Toubak began working as a faculty member in the disability office at Santa Ana College. He created a curriculum, student outcomes and objective analysis. After a successful career with the disability office, Toubak was highly sought after for his specialty in drug and alcohol training. He began working for the five jails in Orange County.
“Mostly, I worked with the juveniles because I wanted to help them change their lives,” Toubak said. “The same as for any fresh plant, any direction you hold them, it will grow that way.” His work with the juvenile inmates successfully turned a pilot group of 64 children into productive citizens who did not return to the jail system.
The pilot program was so successful, Toubak was promoted to the Pelican Bay jail, the second-highest security prison. Toubak met with murderers, gang members and terrorists. When asked how he handled the complications of working in the jails, Toubak stated, “I respect them as a human beings. I respect them as a patient, nothing else. That’s the reason I connected with them and gained their trust.”
Toubak paints a picture of his sessions that are similar in nature and compassion. Toubak recounts when he would invite the Pelican Bay inmates into his office. With cameras on and a guard at the door, Toubak smiles as he shows how he interacted with inmates. “‘Sir, please have a seat,’ and the men would say, ‘Do you know how many years I haven’t heard this here? They just look at us, but you call us sir and you say please. No one treats us like that.’” Toubak said about the incarcerated men he worked with.
With only a vest and a guard to protect him, Toubak smiled as he recounted the inmates he has helped in his tenure. Toubak left the jail system to work within the community by helping with an outreach program, but still makes himself available for the people he has connected with over the years.
Toubak’s mentorships have resulted in many successes but perhaps the most personal would be his son who is following in the footsteps of his father’s social justice efforts as a lawyer.
“I believe this kind of program makes a difference in the academic performance of the student,” Toubak said. In his previous position as director of disability services at CSU San Bernandino, Toubak made sure the office had a visual representation of celebrities who have succeeded with disabilities. “We had a lot of posters of very popular celebrities from Jennifer Aniston, Steve Jobs, Oprah, all of them have the same issue or similar issue as you have so this [disability] should not bother you or slow you down,” Toubak said. “You can make it.”
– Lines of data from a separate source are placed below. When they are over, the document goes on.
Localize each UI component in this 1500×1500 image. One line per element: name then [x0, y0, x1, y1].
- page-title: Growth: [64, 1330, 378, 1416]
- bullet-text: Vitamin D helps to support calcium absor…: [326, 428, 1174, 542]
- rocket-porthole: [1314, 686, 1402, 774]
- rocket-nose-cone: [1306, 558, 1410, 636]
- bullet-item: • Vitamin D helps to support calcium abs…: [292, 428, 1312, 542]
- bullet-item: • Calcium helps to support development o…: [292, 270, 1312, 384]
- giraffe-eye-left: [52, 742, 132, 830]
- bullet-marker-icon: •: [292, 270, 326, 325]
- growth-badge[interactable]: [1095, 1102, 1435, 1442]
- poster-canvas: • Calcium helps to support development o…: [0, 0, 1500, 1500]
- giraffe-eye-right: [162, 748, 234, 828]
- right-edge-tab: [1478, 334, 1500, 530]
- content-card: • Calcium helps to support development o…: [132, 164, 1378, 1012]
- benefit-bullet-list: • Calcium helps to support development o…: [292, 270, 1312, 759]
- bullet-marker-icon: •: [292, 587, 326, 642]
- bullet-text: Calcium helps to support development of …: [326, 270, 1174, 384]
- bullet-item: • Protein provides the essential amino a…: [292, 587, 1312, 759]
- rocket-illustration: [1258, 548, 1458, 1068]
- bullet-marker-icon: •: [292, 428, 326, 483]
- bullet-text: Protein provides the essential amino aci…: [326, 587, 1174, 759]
Toubak insists on focusing on a person’s ability, not the disability. Each student is assessed and valued for their abilities and where they need help. “That’s why we need to remove this barrier to stop the obstacle and move forward. No one should be ignored or denied,” he added.
Toubak and his staff are available to assist students with a variety of resources such as accommodations, counseling, mentorship, and a variety of technical resources designed to help you succeed with an academic career with CSUDH.